The most important design decision is the boundary between rework and refactor. Rework means revising something recently written - the specification was undercooked, the context was insufficient, or the approach didn’t survive contact with the next session’s requirements. Refactor means proactive restructuring of code that already works and is stable - improving the structure for what comes next, not correcting what came before. They look identical in a diff. They mean opposite things about the health of the process.

The classifying agent draws that line from the diff alone - it wasn’t there when the code was written, so it has no sunk-cost attachment to calling something “refactor” when it’s actually rework. A human tagging commits after the fact is doing retrospective categorization from memory, with all the rationalization that implies. The agent has no memory to distort. It reads the diff, sees that yesterday’s interface got restructured, checks git history for recency, and classifies accordingly.

The classifications aren’t ground truth - they’re one model’s reading of structural evidence, and I haven’t tested how consistent they are across runs or model versions. But the bar isn’t perfection. It’s whether the signal is sharper than what churn alone provides, and so far the answer is obviously yes.

Both signals now live on the same dashboard - the old churn metrics alongside the new classification - because they’re measuring different things about the same commits. Churn gives a backward-looking behavioral signal - did the same files get re-edited within a window? The classification gives a forward-looking intentional signal - what kind of work does the diff represent?

When they agree - low churn paired with low reported rework - confidence is high. The output is holding and the agent is classifying it that way. When they diverge, that’s where the interesting questions live. High reported rework but low churn might mean the rework happened within a single session, invisible to the file-level metric. Low reported rework but high churn might mean the agent is classifying planned iteration as feature work when the file-level signal says otherwise.

The classification data is a few months old now - enough to see patterns in the noise, not enough to draw firm conclusions. But the parallel period is itself the point. Running both metrics against the same commit history builds a cross-validation baseline. When enough data accumulates, the places where the two signals agree and disagree will tell me something about the reliability of each.

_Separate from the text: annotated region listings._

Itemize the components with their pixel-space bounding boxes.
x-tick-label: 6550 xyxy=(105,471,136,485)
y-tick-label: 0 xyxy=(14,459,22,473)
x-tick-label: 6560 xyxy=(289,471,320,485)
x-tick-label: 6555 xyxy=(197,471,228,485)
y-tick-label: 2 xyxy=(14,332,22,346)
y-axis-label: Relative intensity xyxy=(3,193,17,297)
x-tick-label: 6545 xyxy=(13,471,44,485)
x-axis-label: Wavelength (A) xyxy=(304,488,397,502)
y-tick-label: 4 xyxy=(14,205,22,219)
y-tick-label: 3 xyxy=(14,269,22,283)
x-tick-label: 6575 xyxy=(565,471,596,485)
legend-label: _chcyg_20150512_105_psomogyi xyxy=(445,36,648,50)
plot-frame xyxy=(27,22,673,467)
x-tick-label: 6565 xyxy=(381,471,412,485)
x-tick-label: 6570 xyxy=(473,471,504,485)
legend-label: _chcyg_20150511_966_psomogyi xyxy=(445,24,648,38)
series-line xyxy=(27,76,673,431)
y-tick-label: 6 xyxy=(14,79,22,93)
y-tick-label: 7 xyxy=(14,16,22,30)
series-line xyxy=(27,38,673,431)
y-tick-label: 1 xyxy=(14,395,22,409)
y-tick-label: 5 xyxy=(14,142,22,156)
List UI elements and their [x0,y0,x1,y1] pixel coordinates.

An earlier version embedded the classification in the commit message itself, but my orchestration plugin - which spawns agents across worktrees - wasn’t using the commit skill. Every orchestrated commit was missing the classification. The coverage problem pointed to where it actually belongs: in the system that cares about the metrics, not in the commit path.

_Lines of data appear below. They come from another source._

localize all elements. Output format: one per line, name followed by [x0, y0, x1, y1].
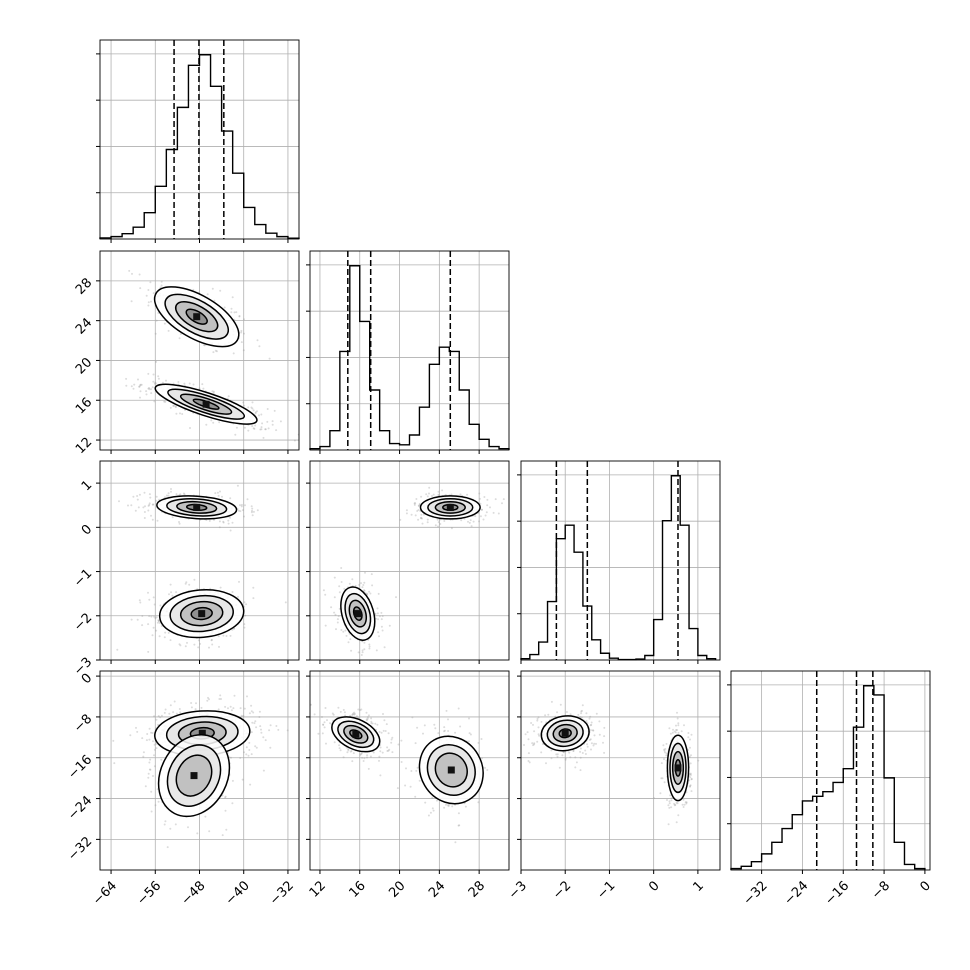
density-panel-0-1 — [96, 250, 300, 454]
density-panel-2-3 — [517, 670, 721, 874]
x-tick-label-1-4: 28 — [466, 878, 488, 900]
panel-frame-0-3 — [99, 670, 300, 871]
histogram-steps-2 — [520, 475, 717, 661]
y-tick-label-3-4: 0 — [79, 671, 95, 687]
x-tick-label-3-0: −32 — [741, 878, 771, 908]
x-tick-label-3-1: −24 — [781, 878, 811, 908]
panel-frame-1-2 — [309, 460, 510, 661]
y-tick-label-3-2: −16 — [65, 752, 95, 782]
x-tick-label-3-4: 0 — [917, 878, 933, 894]
density-panel-1-3 — [306, 670, 510, 874]
x-tick-label-0-1: −56 — [134, 878, 164, 908]
x-tick-label-1-3: 24 — [426, 878, 448, 900]
panel-frame-0-1 — [99, 250, 300, 451]
panel-frame-1-3 — [309, 670, 510, 871]
density-peak-0-3-0 — [198, 729, 206, 737]
x-tick-label-2-3: 0 — [646, 878, 662, 894]
x-tick-label-2-1: −2 — [550, 878, 574, 902]
x-tick-label-2-4: 1 — [690, 878, 706, 894]
histogram-panel-3 — [727, 670, 931, 874]
density-plot-area-0-3 — [100, 671, 299, 870]
density-plot-area-0-1 — [100, 251, 299, 450]
panel-frame-0-0 — [99, 39, 300, 240]
y-tick-label-1-0: 12 — [73, 435, 95, 457]
density-peak-1-3-0 — [352, 730, 360, 738]
x-tick-label-0-2: −48 — [179, 878, 209, 908]
density-peak-0-1-0 — [193, 313, 201, 321]
x-tick-label-3-2: −16 — [822, 878, 852, 908]
density-peak-1-2-0 — [446, 503, 454, 511]
histogram-panel-0 — [96, 39, 300, 243]
histogram-steps-1 — [309, 265, 510, 450]
y-tick-label-1-3: 24 — [73, 315, 95, 337]
density-panel-0-2 — [96, 460, 300, 664]
density-peak-1-3-1 — [447, 766, 455, 774]
x-tick-label-0-0: −64 — [90, 878, 120, 908]
density-peak-0-1-1 — [202, 400, 210, 408]
y-tick-label-3-3: −8 — [71, 712, 95, 736]
panel-frame-0-2 — [99, 460, 300, 661]
density-plot-area-1-2 — [310, 461, 509, 660]
y-tick-label-1-1: 16 — [73, 395, 95, 417]
y-tick-label-1-4: 28 — [73, 276, 95, 298]
x-tick-label-1-1: 16 — [347, 878, 369, 900]
density-plot-area-0-2 — [100, 461, 299, 660]
y-tick-label-2-2: −1 — [71, 566, 95, 590]
density-peak-1-2-1 — [354, 610, 362, 618]
density-plot-area-1-3 — [310, 671, 509, 870]
density-peak-0-3-1 — [190, 772, 198, 780]
histogram-panel-1 — [306, 250, 510, 454]
density-peak-0-2-1 — [198, 610, 206, 618]
panel-frame-2-3 — [520, 670, 721, 871]
density-panel-1-2 — [306, 460, 510, 664]
panel-frame-2-2 — [520, 460, 721, 661]
density-peak-2-3-1 — [674, 764, 682, 772]
y-tick-label-2-3: 0 — [79, 522, 95, 538]
x-tick-label-0-4: −32 — [267, 878, 297, 908]
density-peak-2-3-0 — [561, 729, 569, 737]
x-tick-label-1-2: 20 — [386, 878, 408, 900]
y-tick-label-2-1: −2 — [71, 610, 95, 634]
x-tick-label-1-0: 12 — [307, 878, 329, 900]
histogram-panel-2 — [517, 460, 721, 664]
y-tick-label-1-2: 20 — [73, 355, 95, 377]
panel-frame-1-1 — [309, 250, 510, 451]
y-tick-label-2-4: 1 — [79, 478, 95, 494]
x-tick-label-3-3: −8 — [869, 878, 893, 902]
x-tick-label-0-3: −40 — [223, 878, 253, 908]
x-tick-label-2-2: −1 — [594, 878, 618, 902]
density-panel-0-3 — [96, 670, 300, 874]
y-tick-label-3-0: −32 — [65, 834, 95, 864]
y-tick-label-3-1: −24 — [65, 793, 95, 823]
histogram-steps-3 — [730, 685, 926, 870]
x-tick-label-2-0: −3 — [506, 878, 530, 902]
panel-frame-3-3 — [730, 670, 931, 871]
density-peak-0-2-0 — [193, 503, 201, 511]
density-plot-area-2-3 — [521, 671, 720, 870]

The richer signal goes beyond rework. Testing percentage becomes a trackable metric over time - how much testing accompanies feature work in practice, not in aspiration. The feature-to-fix ratio across a project’s lifecycle tells a story about whether early architecture decisions are holding or accumulating correction debt. Docs investment, which churn couldn’t see at all, becomes visible.

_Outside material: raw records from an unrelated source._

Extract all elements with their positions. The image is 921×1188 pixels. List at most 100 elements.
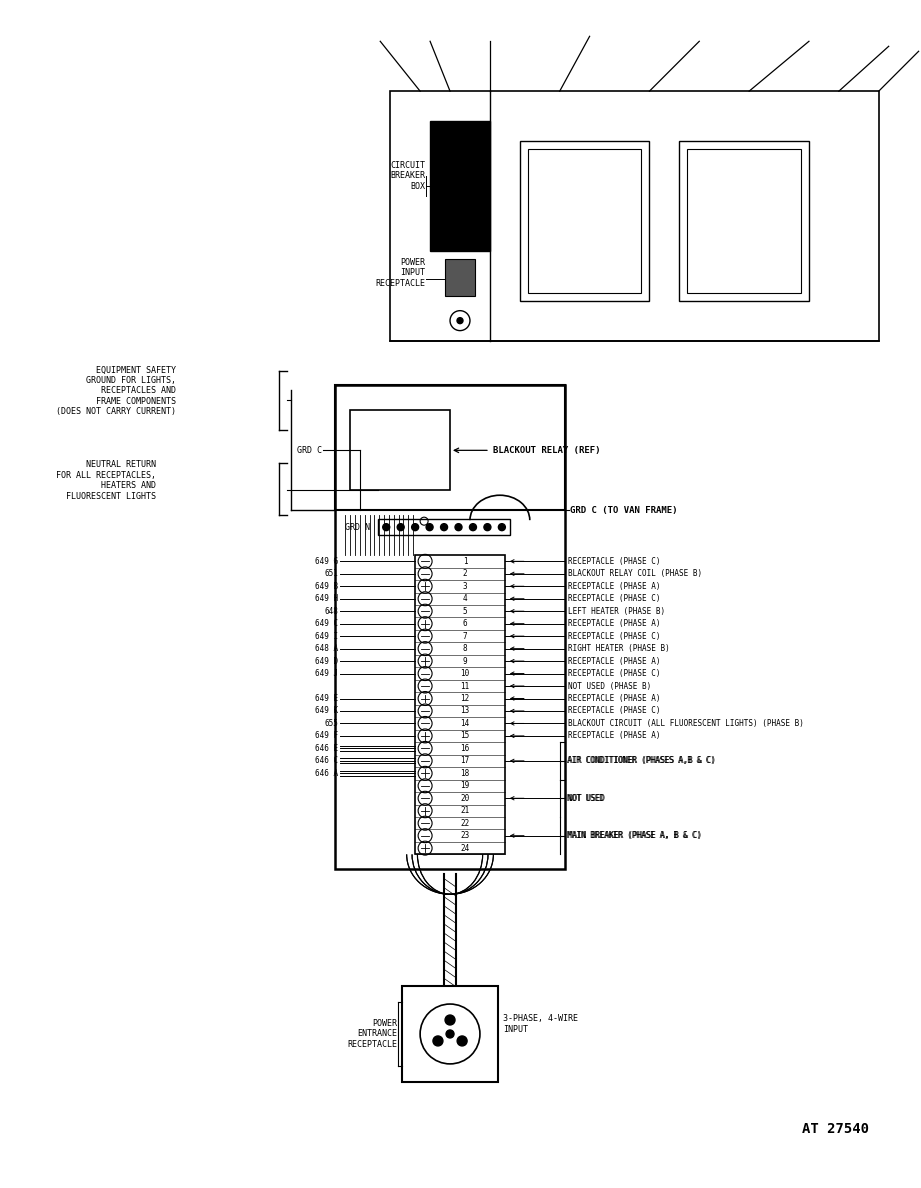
Bar <box>391 91 879 341</box>
Text: 649 F: 649 F <box>315 732 338 740</box>
Text: POWER
INPUT
RECEPTACLE: POWER INPUT RECEPTACLE <box>375 258 426 287</box>
Circle shape <box>457 1036 467 1045</box>
Text: RECEPTACLE (PHASE C): RECEPTACLE (PHASE C) <box>567 669 660 678</box>
Text: 649 G: 649 G <box>315 557 338 565</box>
Text: 649 E: 649 E <box>315 694 338 703</box>
Text: RECEPTACLE (PHASE C): RECEPTACLE (PHASE C) <box>567 707 660 715</box>
Text: 646 C: 646 C <box>315 757 338 765</box>
Text: 649 H: 649 H <box>315 594 338 604</box>
Bar <box>687 148 801 292</box>
Text: 16: 16 <box>460 744 470 753</box>
Text: 20: 20 <box>460 794 470 803</box>
Text: 649 B: 649 B <box>315 582 338 590</box>
Circle shape <box>445 1015 455 1025</box>
Circle shape <box>433 1036 443 1045</box>
Text: 3-PHASE, 4-WIRE
INPUT: 3-PHASE, 4-WIRE INPUT <box>503 1015 577 1034</box>
Text: 14: 14 <box>460 719 470 728</box>
Circle shape <box>470 524 476 531</box>
Text: 23: 23 <box>460 832 470 840</box>
Circle shape <box>397 524 404 531</box>
Text: RECEPTACLE (PHASE A): RECEPTACLE (PHASE A) <box>567 619 660 628</box>
Text: 19: 19 <box>460 782 470 790</box>
Text: NOT USED (PHASE B): NOT USED (PHASE B) <box>567 682 651 690</box>
Text: EQUIPMENT SAFETY
GROUND FOR LIGHTS,
RECEPTACLES AND
FRAME COMPONENTS
(DOES NOT C: EQUIPMENT SAFETY GROUND FOR LIGHTS, RECE… <box>56 366 176 416</box>
Bar <box>379 519 510 535</box>
Circle shape <box>426 524 433 531</box>
Text: 648 A: 648 A <box>315 644 338 653</box>
Text: 2: 2 <box>462 569 467 579</box>
Text: NOT USED: NOT USED <box>567 794 605 803</box>
Bar <box>415 555 505 854</box>
Text: RECEPTACLE (PHASE A): RECEPTACLE (PHASE A) <box>567 582 660 590</box>
Text: 649 D: 649 D <box>315 657 338 665</box>
Bar <box>350 410 450 491</box>
Bar <box>519 141 649 301</box>
Text: 18: 18 <box>460 769 470 778</box>
Text: 651: 651 <box>324 569 338 579</box>
Bar <box>445 259 475 296</box>
Text: 648: 648 <box>324 607 338 615</box>
Text: RIGHT HEATER (PHASE B): RIGHT HEATER (PHASE B) <box>567 644 670 653</box>
Text: 10: 10 <box>460 669 470 678</box>
Circle shape <box>446 1030 454 1038</box>
Bar <box>402 986 498 1082</box>
Text: 1: 1 <box>462 557 467 565</box>
Text: 12: 12 <box>460 694 470 703</box>
Text: RECEPTACLE (PHASE A): RECEPTACLE (PHASE A) <box>567 732 660 740</box>
Text: NEUTRAL RETURN
FOR ALL RECEPTACLES,
HEATERS AND
FLUORESCENT LIGHTS: NEUTRAL RETURN FOR ALL RECEPTACLES, HEAT… <box>56 460 157 500</box>
Circle shape <box>412 524 419 531</box>
Text: RECEPTACLE (PHASE C): RECEPTACLE (PHASE C) <box>567 594 660 604</box>
Text: RECEPTACLE (PHASE A): RECEPTACLE (PHASE A) <box>567 657 660 665</box>
Text: 646 A: 646 A <box>315 769 338 778</box>
Bar <box>680 141 809 301</box>
Text: 649 C: 649 C <box>315 619 338 628</box>
Text: GRD C (TO VAN FRAME): GRD C (TO VAN FRAME) <box>570 506 677 514</box>
Text: 21: 21 <box>460 807 470 815</box>
Text: 9: 9 <box>462 657 467 665</box>
Bar <box>430 121 490 251</box>
Bar <box>335 385 565 870</box>
Text: 646 E: 646 E <box>315 744 338 753</box>
Text: 649 K: 649 K <box>315 707 338 715</box>
Text: 24: 24 <box>460 843 470 853</box>
Text: 13: 13 <box>460 707 470 715</box>
Circle shape <box>484 524 491 531</box>
Text: 15: 15 <box>460 732 470 740</box>
Text: 5: 5 <box>462 607 467 615</box>
Text: AIR CONDITIONER (PHASES A,B & C): AIR CONDITIONER (PHASES A,B & C) <box>566 757 715 765</box>
Text: 11: 11 <box>460 682 470 690</box>
Text: RECEPTACLE (PHASE A): RECEPTACLE (PHASE A) <box>567 694 660 703</box>
Text: 6: 6 <box>462 619 467 628</box>
Text: POWER
ENTRANCE
RECEPTACLE: POWER ENTRANCE RECEPTACLE <box>347 1019 397 1049</box>
Circle shape <box>440 524 448 531</box>
Text: 8: 8 <box>462 644 467 653</box>
Text: NOT USED: NOT USED <box>566 794 603 803</box>
Text: BLACKOUT CIRCUIT (ALL FLUORESCENT LIGHTS) (PHASE B): BLACKOUT CIRCUIT (ALL FLUORESCENT LIGHTS… <box>567 719 803 728</box>
Text: MAIN BREAKER (PHASE A, B & C): MAIN BREAKER (PHASE A, B & C) <box>567 832 702 840</box>
Text: AIR CONDITIONER (PHASES A,B & C): AIR CONDITIONER (PHASES A,B & C) <box>567 757 716 765</box>
Text: BLACKOUT RELAY COIL (PHASE B): BLACKOUT RELAY COIL (PHASE B) <box>567 569 702 579</box>
Text: 655: 655 <box>324 719 338 728</box>
Text: GRD N: GRD N <box>345 523 370 532</box>
Text: 649 I: 649 I <box>315 632 338 640</box>
Text: 649 J: 649 J <box>315 669 338 678</box>
Text: MAIN BREAKER (PHASE A, B & C): MAIN BREAKER (PHASE A, B & C) <box>566 832 701 840</box>
Bar <box>528 148 641 292</box>
Text: 4: 4 <box>462 594 467 604</box>
Circle shape <box>498 524 506 531</box>
Text: RECEPTACLE (PHASE C): RECEPTACLE (PHASE C) <box>567 557 660 565</box>
Text: RECEPTACLE (PHASE C): RECEPTACLE (PHASE C) <box>567 632 660 640</box>
Bar <box>335 385 565 510</box>
Circle shape <box>455 524 462 531</box>
Text: 17: 17 <box>460 757 470 765</box>
Text: AT 27540: AT 27540 <box>802 1121 869 1136</box>
Text: 22: 22 <box>460 819 470 828</box>
Text: 7: 7 <box>462 632 467 640</box>
Circle shape <box>457 317 463 323</box>
Text: CIRCUIT
BREAKER
BOX: CIRCUIT BREAKER BOX <box>391 162 426 191</box>
Text: BLACKOUT RELAY (REF): BLACKOUT RELAY (REF) <box>493 446 600 455</box>
Text: 3: 3 <box>462 582 467 590</box>
Text: GRD C: GRD C <box>297 446 322 455</box>
Circle shape <box>383 524 390 531</box>
Text: LEFT HEATER (PHASE B): LEFT HEATER (PHASE B) <box>567 607 665 615</box>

The testing composition is the one I’m watching most closely - whether a consistent testing allocation in commits correlates with lower downstream rework. If it does, that’s a signal that can feed back into the agents’ work prompts. Not a mandate - a calibration.

Over a project’s lifecycle, the composition should shift - feature-heavy early, testing and refactor growing as the codebase matures, rework spiking mid-project when specifications are still being discovered and declining as the planning process learns what level of detail holds up.

File-level churn against classified rework over the same period - their divergences reveal what each signal misses:

Two Rework Signals, One Timeline

File-level churn vs. classified rework, weekly

Every commit becomes a data point about the process, not just the product. The diff already knew that - it just needed a reader with no memory.